Introduction

Despite advances in LGBTQIA+ rights, the Internet continues to be a hostile environment for LGBTQIA+ individuals.. The increasing frequency, severity, and complexity of online hate crimes are mirrored in the real world. In a recent ISTAT-UNAR survey on discrimination on work places suffered by LGBTQIA+ people, 43,9% of the participants has been target of insults, 61,8% suffered a micro-aggression (including hate speech), and 1.1% has been physically assaulted. In addition to this, anti-LGBTQIA+ hate crimes have risen drastically in the past three years. Natural language processing (NLP) is a key subject of research for combatting online hate speech since it can automate the process at scale while reducing online moderators' labor and mental stress [1]. Despite the NLP community’s interest in hate speech detection datasets and models, very few studies covered homotransphobia [2]. This is a concern, due to the target-oriented nature of hate speech: recent studies [3] have revealed that hate speech detection methods cannot be used to multiple sorts of hate speech targets.

The proposed shared task HODI will identify Italian homotransphobia on Twitter. This will allow us to investigate a phenomenon that has received little attention from the worldwide NLP community and has never been built for the Italian one. To encourage participation, we will make available a dataset including a binary task of being either homotransphobic or not.

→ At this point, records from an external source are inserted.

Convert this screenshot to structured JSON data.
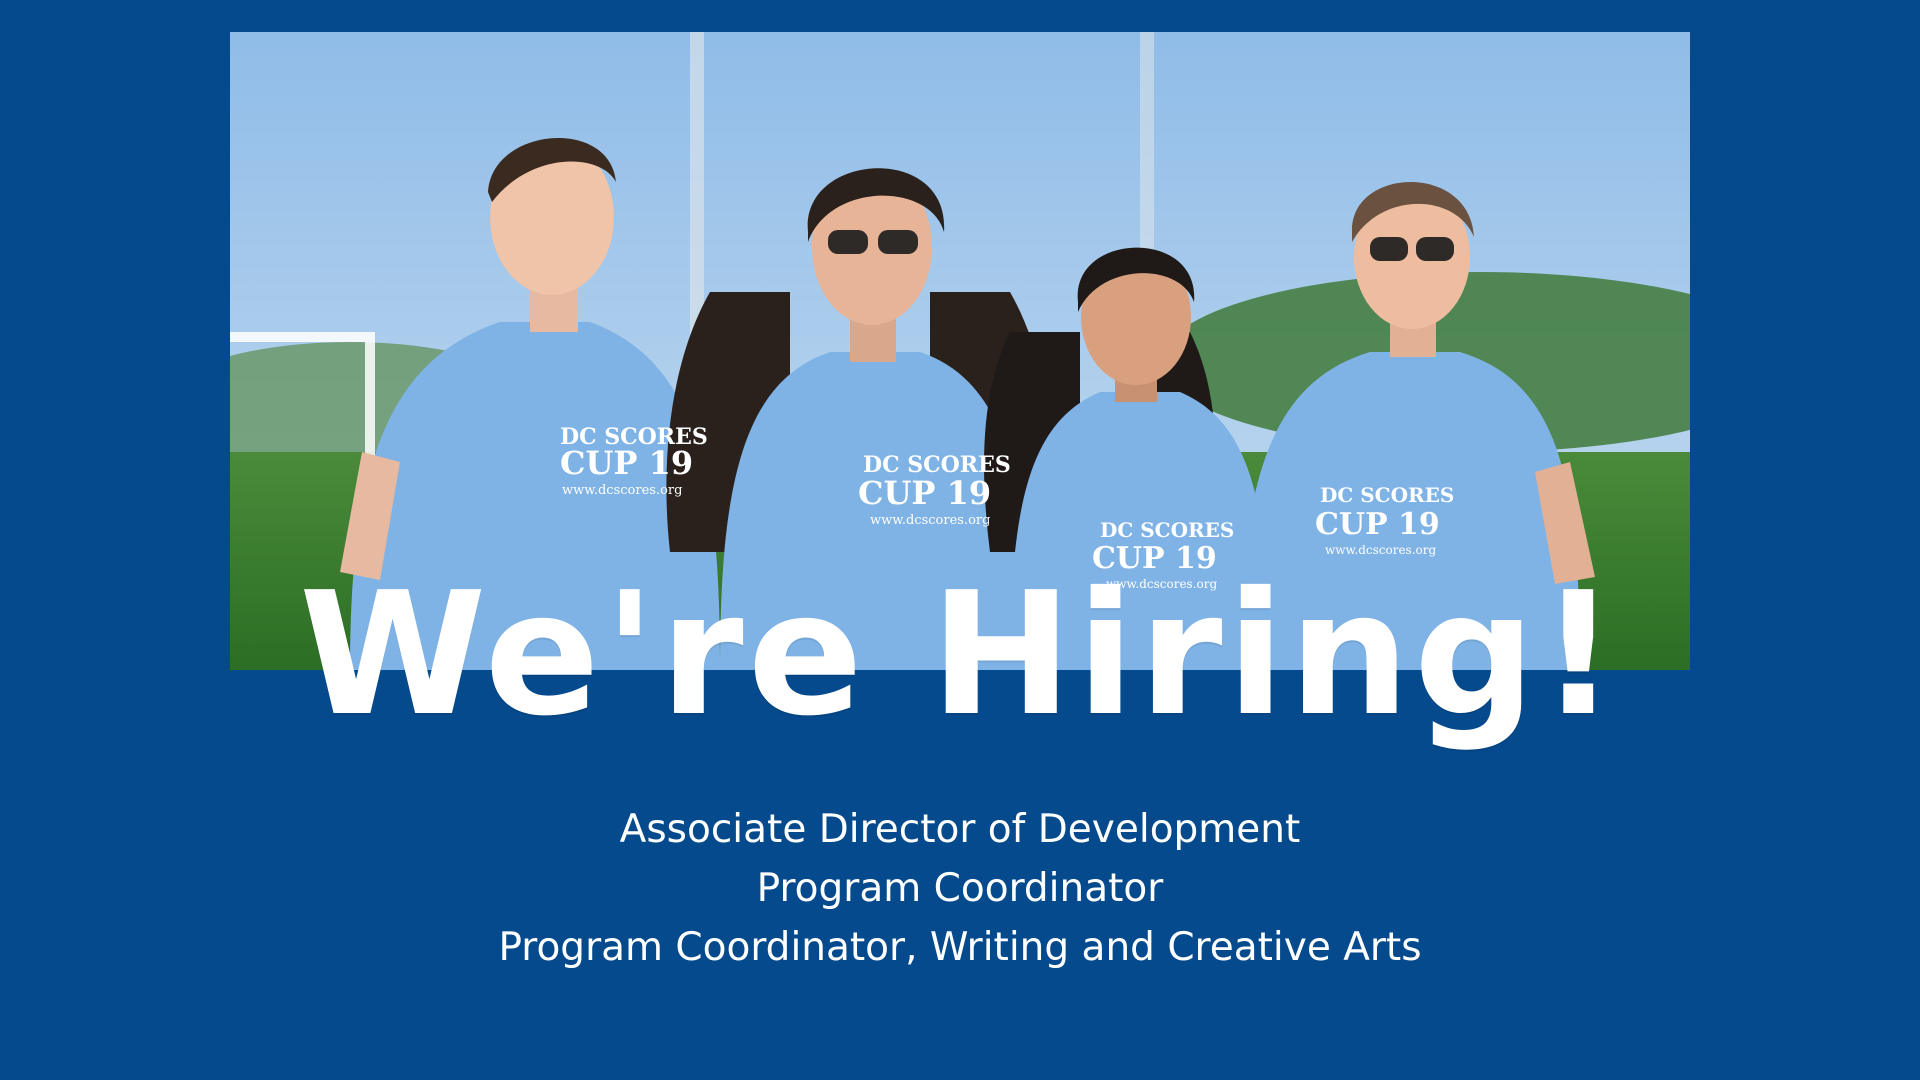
{
  "banner": {
    "headline": "We're Hiring!",
    "positions": [
      "Associate Director of Development",
      "Program Coordinator",
      "Program Coordinator, Writing and Creative Arts"
    ],
    "photo": {
      "shirt_brand": "DC SCORES",
      "shirt_event": "CUP 19",
      "shirt_url": "www.dcscores.org"
    }
  },
  "colors": {
    "background": "#054a8c",
    "shirt": "#7fb3e6",
    "text": "#ffffff"
  }
}
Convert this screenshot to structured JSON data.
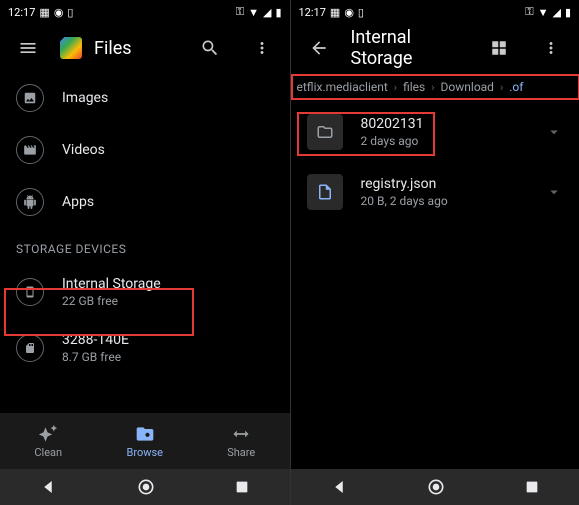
{
  "status": {
    "time": "12:17"
  },
  "left": {
    "app_title": "Files",
    "categories": [
      {
        "label": "Images"
      },
      {
        "label": "Videos"
      },
      {
        "label": "Apps"
      }
    ],
    "storage_header": "STORAGE DEVICES",
    "storage": [
      {
        "name": "Internal Storage",
        "sub": "22 GB free"
      },
      {
        "name": "3288-140E",
        "sub": "8.7 GB free"
      }
    ],
    "nav": {
      "clean": "Clean",
      "browse": "Browse",
      "share": "Share"
    }
  },
  "right": {
    "app_title": "Internal Storage",
    "breadcrumb": [
      "etflix.mediaclient",
      "files",
      "Download",
      ".of"
    ],
    "items": [
      {
        "name": "80202131",
        "sub": "2 days ago",
        "type": "folder"
      },
      {
        "name": "registry.json",
        "sub": "20 B, 2 days ago",
        "type": "file"
      }
    ]
  }
}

It is critical to comprehend not only whether a text is hateful, but also why. Recent European legislation, General Data Protection Regulation (GDPR [4]), has introduced a “right to explanation”. This necessitates a paradigm change from performance-based models to interpretable models [5]. This shared task will also contribute towards this need by assessing the models' explanation abilities to recognize the terms relevant for hate speech. This will permit, in the future, to control for possible biases of models overfitting to specific terms [6].

Task Description

The HODI shared task will focus on identifying homotransphobia in Italian tweets. HODI is organized according to two main subtasks:

  • Subtask A - Homotransphobia detection: the objective is to detect if a text is homotransphobic or not.
  • Subtask B - Explainability: the objective is to extract the rationales of the classification models trained for Subtask A.

Reference

1. Chaudhary, M., Saxena, C., & Meng, H. (2021). Countering online hate speech: An NLP perspective. arXiv preprint arXiv:2109.02941.

2. Chakravarthi, B. R., Priyadharshini, R., Ponnusamy, R., Kumaresan, P. K., Sampath, K., Thenmozhi, D., Thangasamy S., Nallathambi R., & McCrae, J. P. (2021). Dataset for identification of homophobia and transophobia in multilingual YouTube comments. arXiv preprint arXiv:2109.00227.

3. Nozza, D. (2021, August). Exposing the limits of zero-shot cross-lingual hate speech detection. In Proceedings of the 59th Annual Meeting of the Association for Computational Linguistics and the 11th International Joint Conference on Natural Language Processing (Volume 2: Short Papers) (pp. 907-914).

4. Eu regulation 2016/679 general data protection regulation (GDPR). https://eur-lex.europa.eu/eli/reg/2016/679/oj, 2016. Accessed:2022-10-09.

5. Mathew, B., Saha, P., Yimam, S. M., Biemann, C., Goyal, P., & Mukherjee, A. (2021, May). Hatexplain: A benchmark dataset for explainable hate speech detection. In Proceedings of the AAAI Conference on Artificial Intelligence (Vol. 35, No. 17, pp. 14867-14875).

6. Attanasio, G., Nozza, D., Hovy, D., & Baralis, E. (2022, May). Entropy-based Attention Regularization Frees Unintended Bias Mitigation from Lists. In Findings of the Association for Computational Linguistics: ACL 2022 (pp. 1105-1119).